MasterCard’s new selfie verification
A picture is worth a thousand words – and now a selfie may even be worth more. Later this year, MasterCard plans to jump into the facial recognition-based trend of online security with an app that allows users to verify online purchases with a selfie. But is this technology secure? Will it replace traditional passwords for good? Here’s what you need to know.
At the beginning of this autumn, MasterCard will acquire the help of 500 customers to test out a new application that enables people to verify their identity and authenticate online transactions with a facial scan. What does this mean? Instead of using a traditional password at the online checkout, MasterCard wants to give you the option to snap a selfie instead. According to the credit card giant, they’ve partnered with every smartphone company in the business to make this mode of identity verification possible.
Why is this happening?
A quote from Ajay Bhalla, security expert at MasterCard, suggests this is an attempt by the credit card giant to appeal to a younger crowd of digital natives. “The new generation, which is into selfies…I think they’ll find it cool. They’ll embrace it,” Bhalla recently said.
That said, the “cool” appeal to youth is likely not the only reason for this change. The firm is likely attempting to make online purchases both more secure and more convenient.
How it works
To use this technology, users will have to download a dedicated app, which they can then use to take a photo of themselves at checkout. But how does MasterCard prevent a thief from using a photo of you to fake your verification? Simple – the app requires you to blink to prove that you’re a living, breathing human being.

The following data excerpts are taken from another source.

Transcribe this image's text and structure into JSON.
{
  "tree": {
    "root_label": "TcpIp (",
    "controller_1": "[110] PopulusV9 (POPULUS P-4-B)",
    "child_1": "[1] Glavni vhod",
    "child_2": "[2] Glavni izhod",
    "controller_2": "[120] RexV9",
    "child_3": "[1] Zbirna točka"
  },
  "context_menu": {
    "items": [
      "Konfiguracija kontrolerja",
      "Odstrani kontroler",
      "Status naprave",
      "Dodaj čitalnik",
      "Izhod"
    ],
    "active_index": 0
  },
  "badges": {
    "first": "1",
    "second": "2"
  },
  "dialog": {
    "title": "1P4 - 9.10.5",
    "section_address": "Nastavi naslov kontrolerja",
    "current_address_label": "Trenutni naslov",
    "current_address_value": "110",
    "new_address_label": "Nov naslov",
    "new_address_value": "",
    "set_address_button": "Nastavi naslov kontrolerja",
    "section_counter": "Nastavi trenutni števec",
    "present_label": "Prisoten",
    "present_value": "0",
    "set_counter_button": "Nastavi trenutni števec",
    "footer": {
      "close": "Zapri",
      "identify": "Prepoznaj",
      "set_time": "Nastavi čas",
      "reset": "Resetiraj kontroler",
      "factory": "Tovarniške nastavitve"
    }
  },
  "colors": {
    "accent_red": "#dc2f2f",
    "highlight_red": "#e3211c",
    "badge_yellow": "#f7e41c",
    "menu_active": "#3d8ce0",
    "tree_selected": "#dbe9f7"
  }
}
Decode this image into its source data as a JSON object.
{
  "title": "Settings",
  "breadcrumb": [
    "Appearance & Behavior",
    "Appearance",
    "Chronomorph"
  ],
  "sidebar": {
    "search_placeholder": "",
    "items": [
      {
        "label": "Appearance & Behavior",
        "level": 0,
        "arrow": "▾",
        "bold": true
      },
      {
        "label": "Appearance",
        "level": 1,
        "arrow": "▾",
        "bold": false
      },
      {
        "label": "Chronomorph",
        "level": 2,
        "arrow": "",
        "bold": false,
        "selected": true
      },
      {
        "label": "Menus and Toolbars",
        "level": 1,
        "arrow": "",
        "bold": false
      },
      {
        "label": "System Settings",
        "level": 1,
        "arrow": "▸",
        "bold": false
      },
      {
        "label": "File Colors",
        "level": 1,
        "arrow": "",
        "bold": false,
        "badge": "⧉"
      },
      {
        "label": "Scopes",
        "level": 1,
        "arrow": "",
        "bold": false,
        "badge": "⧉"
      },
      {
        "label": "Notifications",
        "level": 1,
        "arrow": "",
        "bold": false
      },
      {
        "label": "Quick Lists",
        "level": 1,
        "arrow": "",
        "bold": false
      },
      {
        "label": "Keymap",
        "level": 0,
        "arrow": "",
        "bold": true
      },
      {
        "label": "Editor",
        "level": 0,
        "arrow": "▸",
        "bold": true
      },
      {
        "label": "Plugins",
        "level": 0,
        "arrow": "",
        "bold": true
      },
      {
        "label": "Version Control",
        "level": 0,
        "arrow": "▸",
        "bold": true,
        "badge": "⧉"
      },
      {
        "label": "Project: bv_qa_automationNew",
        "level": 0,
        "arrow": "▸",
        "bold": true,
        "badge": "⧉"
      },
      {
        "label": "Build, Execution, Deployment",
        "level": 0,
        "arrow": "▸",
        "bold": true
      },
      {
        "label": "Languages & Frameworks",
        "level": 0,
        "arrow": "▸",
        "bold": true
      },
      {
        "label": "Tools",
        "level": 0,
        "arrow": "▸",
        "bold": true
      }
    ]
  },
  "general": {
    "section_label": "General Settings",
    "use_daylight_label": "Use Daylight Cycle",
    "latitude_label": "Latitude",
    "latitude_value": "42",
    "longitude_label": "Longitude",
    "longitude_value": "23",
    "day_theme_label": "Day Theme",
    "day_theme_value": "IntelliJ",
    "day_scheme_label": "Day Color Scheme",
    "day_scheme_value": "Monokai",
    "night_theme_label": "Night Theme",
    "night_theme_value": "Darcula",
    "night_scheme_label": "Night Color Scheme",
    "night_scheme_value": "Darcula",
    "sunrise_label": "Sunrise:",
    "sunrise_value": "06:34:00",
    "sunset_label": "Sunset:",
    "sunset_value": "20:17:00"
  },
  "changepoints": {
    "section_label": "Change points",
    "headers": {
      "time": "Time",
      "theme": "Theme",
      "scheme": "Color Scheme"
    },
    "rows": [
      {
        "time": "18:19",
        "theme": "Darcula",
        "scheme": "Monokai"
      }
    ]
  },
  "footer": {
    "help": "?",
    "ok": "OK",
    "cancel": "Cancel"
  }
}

However, it’s been noted by critics that, in today’s technological world, even a blink can be animated on a static photo. This leaves those of us with security concerns wondering whether MasterCard will make this app more secure before it’s released.
Note as well, though, that MasterCard is not getting rid of traditional passwords completely. Users will still have the option of the more conventional method of verification, as well as the choice of fingerprint scanning to check your identity.
Is this where the future of online security is headed?
With the release due later this year of a similar Windows 10 security application to identify users using biometrics, it appears that this is where the future of online security is headed. And with ever more applications and online services requiring a password, it is becoming increasingly difficult for the average web user to create one that is both unique and secure for each individual service. So whether it’s facial recognition, a fingerprint scan or some other technology that’s yet to be perfected, it seems as though some sort of more advanced security solution is inevitable.